22 . To the extent Plaintiff argues that seeking treatment elsewhere was not a choice, was not voluntary on her part, and was not based speculation about the security of her information, these arguments are disingenuous. Plaintiff essentially claims that she had no choice because she was not reassured that her information would be secure if she sought treatment for her daughter at Defendants’ facilities.

However, OmmceH's December 31, 2012 letter clearly indicates that "Omnicell is taking steps to improve its security program and practices in response to this incident. We have assured South Jersey Hospital that we have taken steps, including technology changes and re-education of our employees, to assure that no patient information is stored on unsecured electronic devices in the future.” (Ex. A to Pl.'s Am. Compl. [Doc. No. 12-1], 2.) Omnicell further provided Plaintiff with a number to call to obtain more information or to answer any questions Plaintiff might have had about the future security of her information. {Id..)

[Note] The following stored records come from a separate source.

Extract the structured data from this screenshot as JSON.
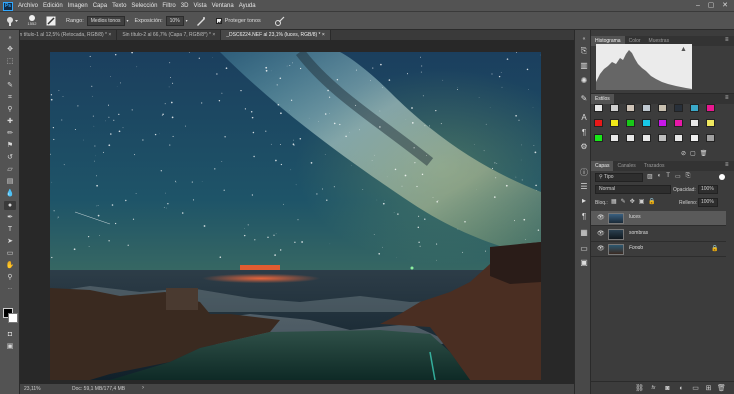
{
  "app": {
    "logo": "Ps"
  },
  "menu": [
    "Archivo",
    "Edición",
    "Imagen",
    "Capa",
    "Texto",
    "Selección",
    "Filtro",
    "3D",
    "Vista",
    "Ventana",
    "Ayuda"
  ],
  "window_controls": [
    "–",
    "▢",
    "✕"
  ],
  "options": {
    "brush_size": "1552",
    "range_label": "Rango:",
    "range_value": "Medios tonos",
    "exposure_label": "Exposición:",
    "exposure_value": "10%",
    "protect_label": "Proteger tonos"
  },
  "doc_tabs": [
    {
      "label": "Sin título-1 al 12,5% (Retocada, RGB/8) *",
      "close": "×"
    },
    {
      "label": "Sin título-2 al 66,7% (Capa 7, RGB/8*) *",
      "close": "×"
    },
    {
      "label": "_DSC6224.NEF al 23,1% (luces, RGB/8) *",
      "close": "×",
      "active": true
    }
  ],
  "status": {
    "zoom": "23,11%",
    "doc": "Doc: 59,1 MB/177,4 MB"
  },
  "histogram_panel": {
    "tabs": [
      "Histograma",
      "Color",
      "Muestras"
    ],
    "warning": "▲"
  },
  "styles_panel": {
    "title": "Estilos"
  },
  "layers_panel": {
    "tabs": [
      "Capas",
      "Canales",
      "Trazados"
    ],
    "filter_value": "Tipo",
    "blend_value": "Normal",
    "opacity_label": "Opacidad:",
    "opacity_value": "100%",
    "lock_label": "Bloq.:",
    "fill_label": "Relleno:",
    "fill_value": "100%",
    "layers": [
      {
        "name": "luces",
        "selected": true
      },
      {
        "name": "sombras",
        "selected": false
      },
      {
        "name": "Fondo",
        "selected": false,
        "italic": true,
        "locked": true
      }
    ],
    "footer_icons": [
      "link-icon",
      "fx-icon",
      "mask-icon",
      "adjustment-icon",
      "folder-icon",
      "new-layer-icon",
      "trash-icon"
    ]
  },
  "colors": {
    "swatches_row1": [
      "#e8e8e8",
      "#d0d0d0",
      "#cfc4b8",
      "#bfc8d0",
      "#c8c0b0",
      "#28303a",
      "#3aa8c8",
      "#e81890"
    ],
    "swatches_row2": [
      "#e81818",
      "#f0e818",
      "#18c818",
      "#18c8e8",
      "#c818e8",
      "#e818a8",
      "#e8e8e8",
      "#f0e860"
    ],
    "swatches_row3": [
      "#18e818",
      "#e8e8e8",
      "#e8e8e8",
      "#e8e8e8",
      "#c0c0c0",
      "#e8e8e8",
      "#f0f0f0",
      "#a0a0a0"
    ]
  }
}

As Defendants point out, the Amended Complaint makes no allegations that Plaintiff sought any reassurance or clarification regarding these steps as instructed by the letter before seeking treatment for her daughter elsewhere. Thus, it not accurate for Plaintiff to argue that she had no choice and was not acting on the basis of her on speculated beliefs. Allegations that Plaintiff inquired further into the security of her information, learned that it was not secure, and acted as a result might not be considered speculative. Here, however, there are no such allegations in the Amended Complaint.

23 .This finding by the Court should not be interpreted as a comment on the reasonableness of Plaintiff's actions in seeking necessary medical treatment for her sick child. The reasonableness of her actions in that regard is not at issue here. What is at issue is whether those actions constitute the type of injury contemplated by Article III for purposes of standing. Based on the pronouncements of the Supreme Court in Clapper and the Third Circuit in Reilly, this Court concludes that it does not.

24 . Plaintiff attempts to rely on the New Jersey Consumer Fraud Act ("CFA”) to argue that Defendants' alleged HIPAA violations with respect to the “loss” of her information constitute an unconscionable commercial practice in violation of the CFA. Plaintiff cites no case law in support of that proposition, and the Court’s research reveals no case where any state or federal court in New Jersey interpreted the CFA to serve as a backdoor remedy for HIPAA violations.

25 . While Defendants seek the dismissal of Plaintiff's Amended Complaint with prejudice, the Court is dismissing for lack of standing under Rule 12(b)(1), and therefore the dismissal must be without prejudice since it is one for lack of subject matter jurisdiction. See New Jersey Physicians, Inc., 653 F.3d at 241 n. 8.